La maggiore parte dei fondi presenta un Morningstar sustainability rating superiore alla media (59%), si classifica art. 8 del Regolamento SFDR (74%) e ricade nella categoria fondi azionari (51%); solo l’8% è domiciliato in Italia, mentre per il 60% sono passati meno di 6 anni dalla data di istituzione (inception date). Inoltre, focalizzando l’attenzione esclusivamente sulla componente azionaria del portafoglio, si rileva che in media il 70% del net asset value è investito in large cap prevalentemente di paesi avanzati.

Gli indici azionari ESG globali: allineati, ma non troppo

Gli indici azionari ESG globali (Stoxx Global ESG leaders e MSCI world ESG) presentano un elevato grado di allineamento nella performance. Tale livello di coerenza fra gli indici non è, tuttavia, stabile nel tempo e si riduce se si utilizza come parametro la volatilità invece che il rendimento. Analoga tendenza si riscontra se si misura il grado di coerenza di indici azionari riferiti all’area euro (Euro Stoxx ESG leaders, Ftse 4Good Europe 50, MSCI EMU ESG screened index). Sempre nell’area euro si rileva, inoltre, un elevato grado di sovrapposizione fra la lista di società costituenti gli indici azionari ESG rispetto agli indici convenzionali (52% fra Stoxx Euro ESG Leaders e Euro Stoxx 50, 82% fra Mib ESG e Ftse Mib).

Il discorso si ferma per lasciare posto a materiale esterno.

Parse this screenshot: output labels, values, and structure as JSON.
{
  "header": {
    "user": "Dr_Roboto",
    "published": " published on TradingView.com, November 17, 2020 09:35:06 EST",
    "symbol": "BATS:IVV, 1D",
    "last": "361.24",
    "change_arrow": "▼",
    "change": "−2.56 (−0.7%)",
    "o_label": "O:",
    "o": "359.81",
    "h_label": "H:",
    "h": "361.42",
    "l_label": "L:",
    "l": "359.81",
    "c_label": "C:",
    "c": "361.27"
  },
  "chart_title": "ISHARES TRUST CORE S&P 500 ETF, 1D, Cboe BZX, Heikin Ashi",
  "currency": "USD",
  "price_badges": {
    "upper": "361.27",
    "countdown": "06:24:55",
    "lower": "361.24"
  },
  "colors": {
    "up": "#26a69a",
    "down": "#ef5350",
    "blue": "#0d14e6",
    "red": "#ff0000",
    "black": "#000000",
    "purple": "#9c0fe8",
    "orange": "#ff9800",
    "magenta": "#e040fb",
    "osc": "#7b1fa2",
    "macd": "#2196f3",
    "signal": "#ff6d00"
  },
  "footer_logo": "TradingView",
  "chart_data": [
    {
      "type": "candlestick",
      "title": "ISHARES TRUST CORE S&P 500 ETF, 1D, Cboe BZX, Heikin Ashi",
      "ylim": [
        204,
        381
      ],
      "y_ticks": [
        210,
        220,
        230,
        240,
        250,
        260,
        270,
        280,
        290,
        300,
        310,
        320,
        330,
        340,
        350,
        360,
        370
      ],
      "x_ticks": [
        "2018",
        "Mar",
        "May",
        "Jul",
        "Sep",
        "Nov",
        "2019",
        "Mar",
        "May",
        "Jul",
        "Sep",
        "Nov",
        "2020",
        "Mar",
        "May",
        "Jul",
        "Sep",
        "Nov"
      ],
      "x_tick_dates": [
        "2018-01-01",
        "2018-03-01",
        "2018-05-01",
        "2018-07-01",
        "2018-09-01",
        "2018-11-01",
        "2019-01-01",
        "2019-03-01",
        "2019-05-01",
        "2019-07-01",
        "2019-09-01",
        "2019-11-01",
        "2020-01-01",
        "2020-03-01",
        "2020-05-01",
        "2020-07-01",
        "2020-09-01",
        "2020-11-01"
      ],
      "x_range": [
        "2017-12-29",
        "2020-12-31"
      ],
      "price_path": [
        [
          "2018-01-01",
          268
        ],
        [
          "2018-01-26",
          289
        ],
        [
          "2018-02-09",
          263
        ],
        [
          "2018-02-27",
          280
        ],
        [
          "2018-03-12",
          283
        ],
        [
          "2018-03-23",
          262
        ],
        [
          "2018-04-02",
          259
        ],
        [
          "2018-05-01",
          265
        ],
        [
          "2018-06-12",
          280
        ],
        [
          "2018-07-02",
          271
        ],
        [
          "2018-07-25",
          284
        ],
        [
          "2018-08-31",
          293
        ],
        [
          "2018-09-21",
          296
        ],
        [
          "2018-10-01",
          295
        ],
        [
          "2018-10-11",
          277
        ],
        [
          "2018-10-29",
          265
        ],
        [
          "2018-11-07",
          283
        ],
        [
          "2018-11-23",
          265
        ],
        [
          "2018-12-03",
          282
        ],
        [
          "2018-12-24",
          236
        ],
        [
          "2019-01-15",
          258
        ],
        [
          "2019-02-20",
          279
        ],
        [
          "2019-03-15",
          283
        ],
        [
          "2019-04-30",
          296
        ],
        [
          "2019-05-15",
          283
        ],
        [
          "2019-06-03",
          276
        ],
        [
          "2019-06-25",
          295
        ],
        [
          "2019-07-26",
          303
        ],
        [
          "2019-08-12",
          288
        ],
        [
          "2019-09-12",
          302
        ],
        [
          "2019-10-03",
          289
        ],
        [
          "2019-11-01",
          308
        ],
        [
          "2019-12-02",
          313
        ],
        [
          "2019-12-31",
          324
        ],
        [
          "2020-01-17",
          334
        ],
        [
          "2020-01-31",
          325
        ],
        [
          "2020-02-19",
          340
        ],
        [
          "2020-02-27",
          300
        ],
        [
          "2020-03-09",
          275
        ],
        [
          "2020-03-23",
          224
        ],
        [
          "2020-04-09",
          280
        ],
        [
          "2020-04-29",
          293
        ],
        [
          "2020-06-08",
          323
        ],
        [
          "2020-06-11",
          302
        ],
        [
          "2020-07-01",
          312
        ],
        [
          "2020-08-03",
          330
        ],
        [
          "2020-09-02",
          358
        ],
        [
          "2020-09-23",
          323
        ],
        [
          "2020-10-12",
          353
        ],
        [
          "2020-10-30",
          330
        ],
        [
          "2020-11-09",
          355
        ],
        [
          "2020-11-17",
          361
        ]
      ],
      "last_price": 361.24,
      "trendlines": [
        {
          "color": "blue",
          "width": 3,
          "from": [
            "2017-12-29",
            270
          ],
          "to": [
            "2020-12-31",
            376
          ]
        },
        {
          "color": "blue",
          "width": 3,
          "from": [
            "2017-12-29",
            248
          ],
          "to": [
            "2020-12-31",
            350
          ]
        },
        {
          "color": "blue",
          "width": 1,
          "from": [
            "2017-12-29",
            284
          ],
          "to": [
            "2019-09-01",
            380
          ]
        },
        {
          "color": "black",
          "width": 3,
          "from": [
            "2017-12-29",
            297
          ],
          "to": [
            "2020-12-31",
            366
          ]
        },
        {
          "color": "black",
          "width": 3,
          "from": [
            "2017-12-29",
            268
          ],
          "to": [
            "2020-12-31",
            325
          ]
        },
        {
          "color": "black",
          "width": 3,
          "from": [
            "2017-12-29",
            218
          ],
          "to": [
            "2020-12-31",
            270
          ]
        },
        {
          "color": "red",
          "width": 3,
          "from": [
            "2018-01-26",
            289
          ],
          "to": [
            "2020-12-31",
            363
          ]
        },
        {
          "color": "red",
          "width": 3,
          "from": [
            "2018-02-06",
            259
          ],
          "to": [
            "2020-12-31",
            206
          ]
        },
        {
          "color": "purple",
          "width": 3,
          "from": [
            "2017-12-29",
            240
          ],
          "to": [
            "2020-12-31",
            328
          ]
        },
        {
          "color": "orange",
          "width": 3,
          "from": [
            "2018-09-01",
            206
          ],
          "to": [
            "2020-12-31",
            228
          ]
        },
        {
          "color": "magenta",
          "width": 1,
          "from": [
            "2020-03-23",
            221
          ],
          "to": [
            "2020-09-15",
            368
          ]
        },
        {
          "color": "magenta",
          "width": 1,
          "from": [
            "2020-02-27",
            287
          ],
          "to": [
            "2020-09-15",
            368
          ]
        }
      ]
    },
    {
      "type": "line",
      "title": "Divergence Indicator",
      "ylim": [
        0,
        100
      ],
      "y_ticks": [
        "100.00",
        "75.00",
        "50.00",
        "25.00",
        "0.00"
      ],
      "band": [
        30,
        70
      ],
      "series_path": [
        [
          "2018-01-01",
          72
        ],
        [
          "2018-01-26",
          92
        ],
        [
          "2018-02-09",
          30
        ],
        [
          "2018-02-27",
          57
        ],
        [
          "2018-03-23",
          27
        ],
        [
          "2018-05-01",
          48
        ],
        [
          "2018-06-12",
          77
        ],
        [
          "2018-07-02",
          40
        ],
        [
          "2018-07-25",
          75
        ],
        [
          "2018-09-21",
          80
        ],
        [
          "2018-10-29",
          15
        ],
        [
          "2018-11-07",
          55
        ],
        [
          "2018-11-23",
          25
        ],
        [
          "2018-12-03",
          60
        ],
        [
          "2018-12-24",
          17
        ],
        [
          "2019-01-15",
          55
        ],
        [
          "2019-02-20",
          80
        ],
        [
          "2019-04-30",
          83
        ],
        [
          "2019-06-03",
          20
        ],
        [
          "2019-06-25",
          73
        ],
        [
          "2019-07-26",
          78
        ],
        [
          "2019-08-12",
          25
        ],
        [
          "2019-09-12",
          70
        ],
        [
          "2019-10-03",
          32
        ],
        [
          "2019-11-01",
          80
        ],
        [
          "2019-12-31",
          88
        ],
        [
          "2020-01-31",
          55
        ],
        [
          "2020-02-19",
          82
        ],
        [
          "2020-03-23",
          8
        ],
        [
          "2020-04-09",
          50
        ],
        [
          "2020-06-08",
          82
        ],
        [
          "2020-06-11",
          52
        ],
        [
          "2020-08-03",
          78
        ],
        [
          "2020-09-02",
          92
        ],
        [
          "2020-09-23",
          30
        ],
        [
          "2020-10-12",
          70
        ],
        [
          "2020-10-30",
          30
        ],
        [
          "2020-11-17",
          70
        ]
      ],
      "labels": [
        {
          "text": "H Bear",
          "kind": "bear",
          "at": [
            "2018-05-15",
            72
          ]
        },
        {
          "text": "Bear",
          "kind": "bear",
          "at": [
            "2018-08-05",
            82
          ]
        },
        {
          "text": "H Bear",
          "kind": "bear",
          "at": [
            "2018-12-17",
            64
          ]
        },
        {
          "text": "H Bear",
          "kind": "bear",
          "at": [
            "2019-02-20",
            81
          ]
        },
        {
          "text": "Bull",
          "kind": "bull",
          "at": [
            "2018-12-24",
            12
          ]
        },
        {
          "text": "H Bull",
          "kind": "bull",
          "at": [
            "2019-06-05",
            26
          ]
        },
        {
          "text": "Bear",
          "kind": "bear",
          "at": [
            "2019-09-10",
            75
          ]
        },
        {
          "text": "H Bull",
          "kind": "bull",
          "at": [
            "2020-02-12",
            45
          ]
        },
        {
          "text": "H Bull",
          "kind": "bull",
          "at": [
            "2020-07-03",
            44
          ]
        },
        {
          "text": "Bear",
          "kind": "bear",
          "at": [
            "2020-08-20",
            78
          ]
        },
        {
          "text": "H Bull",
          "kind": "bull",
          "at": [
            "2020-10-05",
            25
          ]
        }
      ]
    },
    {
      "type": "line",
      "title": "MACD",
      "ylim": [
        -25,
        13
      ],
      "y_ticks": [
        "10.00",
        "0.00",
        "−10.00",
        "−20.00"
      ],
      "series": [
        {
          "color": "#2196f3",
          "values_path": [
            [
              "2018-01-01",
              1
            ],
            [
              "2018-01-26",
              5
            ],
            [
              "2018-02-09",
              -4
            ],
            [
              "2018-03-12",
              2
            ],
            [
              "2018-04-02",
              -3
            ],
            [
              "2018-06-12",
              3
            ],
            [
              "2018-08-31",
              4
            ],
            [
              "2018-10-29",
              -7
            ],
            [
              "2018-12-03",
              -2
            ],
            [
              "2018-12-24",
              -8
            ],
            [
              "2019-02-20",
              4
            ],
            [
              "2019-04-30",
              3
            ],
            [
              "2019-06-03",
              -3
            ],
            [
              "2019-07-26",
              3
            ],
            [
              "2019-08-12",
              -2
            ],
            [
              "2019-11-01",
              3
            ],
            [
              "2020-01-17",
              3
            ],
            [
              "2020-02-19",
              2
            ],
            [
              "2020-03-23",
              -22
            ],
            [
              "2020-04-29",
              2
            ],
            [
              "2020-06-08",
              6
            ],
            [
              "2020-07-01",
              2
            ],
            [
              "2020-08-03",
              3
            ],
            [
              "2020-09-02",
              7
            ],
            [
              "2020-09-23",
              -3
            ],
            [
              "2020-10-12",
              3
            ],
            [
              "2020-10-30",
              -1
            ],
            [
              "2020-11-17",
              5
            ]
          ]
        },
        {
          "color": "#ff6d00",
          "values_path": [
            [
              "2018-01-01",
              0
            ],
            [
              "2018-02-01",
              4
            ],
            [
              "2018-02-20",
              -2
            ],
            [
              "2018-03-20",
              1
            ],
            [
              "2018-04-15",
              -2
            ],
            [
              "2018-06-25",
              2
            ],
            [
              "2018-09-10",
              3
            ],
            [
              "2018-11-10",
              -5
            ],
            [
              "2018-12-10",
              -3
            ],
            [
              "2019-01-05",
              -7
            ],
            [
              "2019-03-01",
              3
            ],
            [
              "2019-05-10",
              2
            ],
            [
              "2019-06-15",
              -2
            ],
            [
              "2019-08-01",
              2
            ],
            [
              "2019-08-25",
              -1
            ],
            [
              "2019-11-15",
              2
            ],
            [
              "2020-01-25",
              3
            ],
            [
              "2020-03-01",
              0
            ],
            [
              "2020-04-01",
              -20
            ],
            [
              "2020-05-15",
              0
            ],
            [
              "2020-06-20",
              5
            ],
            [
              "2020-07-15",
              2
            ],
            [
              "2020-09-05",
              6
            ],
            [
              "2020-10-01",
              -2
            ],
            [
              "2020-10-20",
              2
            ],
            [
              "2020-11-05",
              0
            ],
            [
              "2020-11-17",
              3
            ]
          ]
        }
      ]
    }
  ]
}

“Greenium”: volatile ma in crescita

Infine, l’andamento dell’indicatore di “greenium”, ossia del premio al rischio connesso con la eco-sostenibilità (cosiddetta greenness) di una impresa e basato sui rendimenti delle società quotate, mostra una significativa volatilità soprattutto in corrispondenza di periodi di stress sui mercati finanziari e un trend crescente a partire da maggio 2020 fino all’ultima rilevazione disponibile.